L’Allegro, il Penseroso ed il Moderato de Haendel

Publié le 19/09/2023

Harmonia Mundi/ Les Arts Florissants

L’Allegro, il Penseroso ed il Moderato est sans doute l’œuvre vocale la plus atypique de Haendel. Loin du carcan de l’opéra, elle est à mi-chemin entre l’oratorio et l’ode pastorale. Sa première vertu est de s’adosser à un texte porteur, magnifiant les superbes vers de John Milton et sa poétique de la nature. La trame se situe au niveau de la parabole. Il y est question de personnages allégoriques : l’Homme épris de Gaieté et l’Homme que berce la Mélancolie se livrent à une joute aussi rigoureuse que cordiale. Entre d’une part, les bienfaits de la joie, des péripéties de la vie, associées aux bruits des hommes et à leurs excès de folie, et de l’autre, les félicités de la contemplation, de la sérénité et du silence, des plaisirs de la nature, de la nuit et de ses mystères. Ils seront réconciliés par La Modération, préconisant la mesure, la douce tempérance. Cet éloge de la frugalité conduit les deux protagonistes à se ranger sous la bannière de la raison. C’est alors qu’est tirée la morale de la parabole : en toutes choses la modération ne vient-elle pas avec l’âge, l’expérience surtout. Pour ce qui est une vraie peinture de caractères, Haendel a conçu une musique apte à traduire les deux tempéraments, pôles de l’esprit humain. Par des sonorités soit séraphiques soit éclatantes, et opposant ambiance chambriste et tutti d’orchestre généreux, vivacité et langueur, climats agités et atmosphère pastorale. L’instrumentation est on ne saurait plus originale, dans l’usage du carillon par exemple. La partition est truffée de solos instrumentaux, de flûte, violon, violoncelle, cor, trompette et même d’orgue. Toujours soucieux d’expérimenter des formes nouvelles, le chant use de la scène récitative qui se clôt par un air da capo ou un bref arioso.
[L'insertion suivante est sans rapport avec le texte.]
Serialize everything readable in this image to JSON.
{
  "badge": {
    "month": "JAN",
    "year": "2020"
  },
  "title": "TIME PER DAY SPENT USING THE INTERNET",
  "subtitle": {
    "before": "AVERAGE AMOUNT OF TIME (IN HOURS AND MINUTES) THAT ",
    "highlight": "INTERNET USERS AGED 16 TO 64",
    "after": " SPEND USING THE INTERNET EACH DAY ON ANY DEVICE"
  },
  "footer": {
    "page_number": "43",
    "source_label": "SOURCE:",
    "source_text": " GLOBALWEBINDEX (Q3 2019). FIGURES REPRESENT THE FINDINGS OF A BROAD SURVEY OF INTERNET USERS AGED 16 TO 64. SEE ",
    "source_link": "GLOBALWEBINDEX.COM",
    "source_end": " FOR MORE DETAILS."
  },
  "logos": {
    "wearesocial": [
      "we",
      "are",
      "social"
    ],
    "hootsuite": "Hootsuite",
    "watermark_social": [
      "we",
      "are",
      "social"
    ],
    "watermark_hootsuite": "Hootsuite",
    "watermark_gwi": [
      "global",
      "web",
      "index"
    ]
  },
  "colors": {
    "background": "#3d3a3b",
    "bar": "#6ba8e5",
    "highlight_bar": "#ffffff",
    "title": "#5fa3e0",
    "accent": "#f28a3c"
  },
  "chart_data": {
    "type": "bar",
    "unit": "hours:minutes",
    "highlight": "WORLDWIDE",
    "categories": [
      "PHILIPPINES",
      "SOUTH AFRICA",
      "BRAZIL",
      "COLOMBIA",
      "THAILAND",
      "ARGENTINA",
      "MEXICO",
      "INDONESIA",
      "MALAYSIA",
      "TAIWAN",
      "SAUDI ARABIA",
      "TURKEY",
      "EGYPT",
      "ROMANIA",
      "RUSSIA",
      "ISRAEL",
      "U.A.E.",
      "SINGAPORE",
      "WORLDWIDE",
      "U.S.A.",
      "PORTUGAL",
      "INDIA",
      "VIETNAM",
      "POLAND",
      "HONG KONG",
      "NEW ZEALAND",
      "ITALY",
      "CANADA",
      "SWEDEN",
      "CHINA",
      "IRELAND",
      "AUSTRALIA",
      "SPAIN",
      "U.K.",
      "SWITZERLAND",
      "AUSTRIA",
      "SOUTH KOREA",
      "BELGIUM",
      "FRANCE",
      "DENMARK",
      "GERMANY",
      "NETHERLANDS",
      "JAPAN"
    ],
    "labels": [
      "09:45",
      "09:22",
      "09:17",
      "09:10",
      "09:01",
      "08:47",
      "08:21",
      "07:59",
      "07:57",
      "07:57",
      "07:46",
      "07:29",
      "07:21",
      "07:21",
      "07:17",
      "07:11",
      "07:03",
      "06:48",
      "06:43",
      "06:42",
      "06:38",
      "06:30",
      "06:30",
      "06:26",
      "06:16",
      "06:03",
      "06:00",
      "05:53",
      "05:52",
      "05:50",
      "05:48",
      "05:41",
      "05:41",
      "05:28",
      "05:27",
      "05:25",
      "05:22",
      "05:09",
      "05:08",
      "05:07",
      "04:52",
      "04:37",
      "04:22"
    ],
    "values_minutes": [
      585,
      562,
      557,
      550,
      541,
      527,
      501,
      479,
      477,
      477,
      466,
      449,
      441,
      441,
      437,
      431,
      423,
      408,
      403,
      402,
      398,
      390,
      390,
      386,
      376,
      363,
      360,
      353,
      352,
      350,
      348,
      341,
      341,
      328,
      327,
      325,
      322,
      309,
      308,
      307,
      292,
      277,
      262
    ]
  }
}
Autre procédé original, celui de l’union soliste-chœur dans une même scène, l’aria solo étant reprise par le chœur à l’identique. Celui-ci se voit au demeurant doté de caractéristiques singulières, souvent proches de l’opéra-bouffe, conférant alors à la pièce une manière s’assimilant au tableau de genre.

William Christie semble se délecter de nous faire déguster ces pages d’une incroyable diversité. Grâce à une formation restreinte d’une trentaine de musiciens, le souci d’opposition entre les deux personnages d’Allegro et d’Il Penseroso conduit à un éblouissant nuancier dynamique, que ce soit dans le continuo ou le ripieno d’orchestre quant au traitement des cordes, mais aussi des bois. Ainsi du concerto de flûte imitant les chants d’oiseaux dans l’air de la soprano « Sweet bird », laquelle va roucouler avec la voix jusqu’à se mesurer à elle. Ou encore du solo de trompette vaillante pour l’air de ténor « These deligths if thou canst give ». Celui de cor répond brillamment aux onomatopées de la voix de basse dans l’aria « Mirth, admit me of thy crew ! » La patine comme le raffinement des instruments des Arts Florissants sont ici à leur meilleur. Tout aussi exigeant est le soin apporté à la diction du chœur comme des solistes. Si le personnage d’Allegro est distribué soit à un ténor soit à un garçon soprano, ce qui lui confère une aura singulière, celui d’Il Penseroso l’est à une soprano, tandis que celui d’Il Moderato est logé dans le registre plus grave du baryton basse. Une répartition révélatrice là encore de la volonté de Haendel de la recherche de couleurs particulières pour peindre ces trois figures allégoriques. Les présents solistes sont issus du Jardin des voix, cette magnifique école de chant créée par Christie. De son timbre angélique, la soprano Rachel Redmond dispense une émotion contenue et vocalise de la plus éthérée manière, comme dans l’aria précitée adornée de flûte. Tout aussi agile, le ténor James Way se signale par la douceur de ses intonations revendiquant le plaisir, ou au contraire celles plus déclamatoires du tenant des bienfaits de la vie trépidante (« Let me wander »). Par des couleurs diaphanes, la basse Sreten Manojlović épouse parfaitement le personnage d’Il Moderato, que Haendel a conçu plus distancié dans la troisième partie de l’œuvre, à l’image de l’avènement de la sagesse.